I put my reply below your post so as to avoid having to quote the whole
thing.

Charles

-----Original Message-----
From: IBM Mainframe Discussion List [mailto:[EMAIL PROTECTED] On Behalf
Of McKown, John
Sent: Wednesday, December 13, 2006 2:20 PM
To: [email protected]
Subject: Re: IBM sues maker of Intel-based Mainframe clones

And that is what makes software patents so frustrating. How do I, as a
programmer, know if some code sequence that I just wrote from my own
head, violates a patent? From what I have been told, it is impossible to
know because only a patent attorney is qualified to make that call. And
if I look at what is patented and come to the conclusion that I don't
violate a patent, but I actually do, then I face a much greater
liability for infringing the patent than I would if I didn't even bother
to look.

-------------------------------------------------------

Charles's reply:

I hear you. All I can say is that what you say is equally true if you
substitute "gizmo that I just constructed" for "code sequence that I just
wrote" -- and patents (for gizmos) are considered by many to be a
cornerstone of our system of rewarding inventors for their creativity.

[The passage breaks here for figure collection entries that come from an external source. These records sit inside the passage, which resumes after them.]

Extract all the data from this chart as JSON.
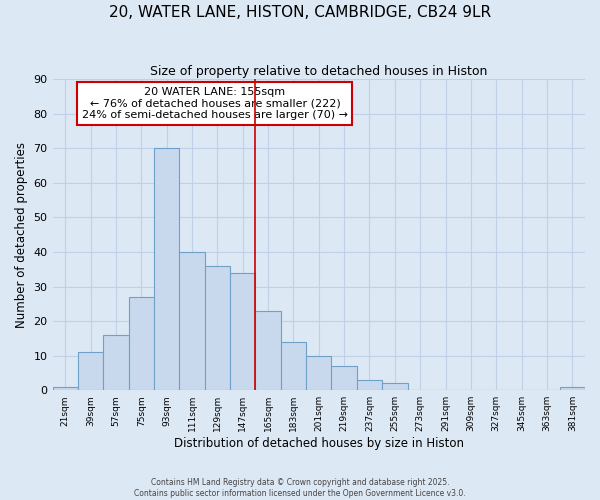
{
  "title": "20, WATER LANE, HISTON, CAMBRIDGE, CB24 9LR",
  "subtitle": "Size of property relative to detached houses in Histon",
  "xlabel": "Distribution of detached houses by size in Histon",
  "ylabel": "Number of detached properties",
  "bin_labels": [
    "21sqm",
    "39sqm",
    "57sqm",
    "75sqm",
    "93sqm",
    "111sqm",
    "129sqm",
    "147sqm",
    "165sqm",
    "183sqm",
    "201sqm",
    "219sqm",
    "237sqm",
    "255sqm",
    "273sqm",
    "291sqm",
    "309sqm",
    "327sqm",
    "345sqm",
    "363sqm",
    "381sqm"
  ],
  "bar_heights": [
    1,
    11,
    16,
    27,
    70,
    40,
    36,
    34,
    23,
    14,
    10,
    7,
    3,
    2,
    0,
    0,
    0,
    0,
    0,
    0,
    1
  ],
  "bar_color": "#c8d9ed",
  "bar_edge_color": "#6ea0c8",
  "vline_x": 8.0,
  "vline_color": "#cc0000",
  "annotation_title": "20 WATER LANE: 155sqm",
  "annotation_line1": "← 76% of detached houses are smaller (222)",
  "annotation_line2": "24% of semi-detached houses are larger (70) →",
  "annotation_box_color": "#ffffff",
  "annotation_box_edge": "#cc0000",
  "ylim": [
    0,
    90
  ],
  "yticks": [
    0,
    10,
    20,
    30,
    40,
    50,
    60,
    70,
    80,
    90
  ],
  "footnote1": "Contains HM Land Registry data © Crown copyright and database right 2025.",
  "footnote2": "Contains public sector information licensed under the Open Government Licence v3.0.",
  "background_color": "#dde8f5",
  "grid_color": "#c0d0e8",
  "title_fontsize": 11,
  "subtitle_fontsize": 9,
  "annotation_fontsize": 8
}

And I think this goes to the heart of the matter. I know this is unpopular
with this group, but I don't think we should throw out software patents. I
would ask:

How come you think if someone invents something made out of brass gears s/he
should be entitled to patent protection, but not if s/he invents something
made out of computer software?

Are there flaws in the process? You bet. I would say they are:

- Lack of openness that would invite "prior art" from the public into the
PTO's process, especially from interested parties.
- Lack of sufficient software expertise in the PTO.
- Duration too long. Think about it. 28 years used to be a reasonable amount
of time. It's not any more. That's more than the time from the first IBM PC
until now! Would your attitude toward software patents soften if all, or all
"hi-tech" (defined somehow), patents had a duration of, perhaps, FIVE years?

I say we should not throw out the baby of software patents with the bath
water of protection for inventors -- of any type.

Two more things:

1. Disclaimer: I'm not totally disinterested. I have a software patent
pending.
2. If you think the PTO will let you patent anything at all with no serious
examination, I can tell you from personal experience that it ain't so.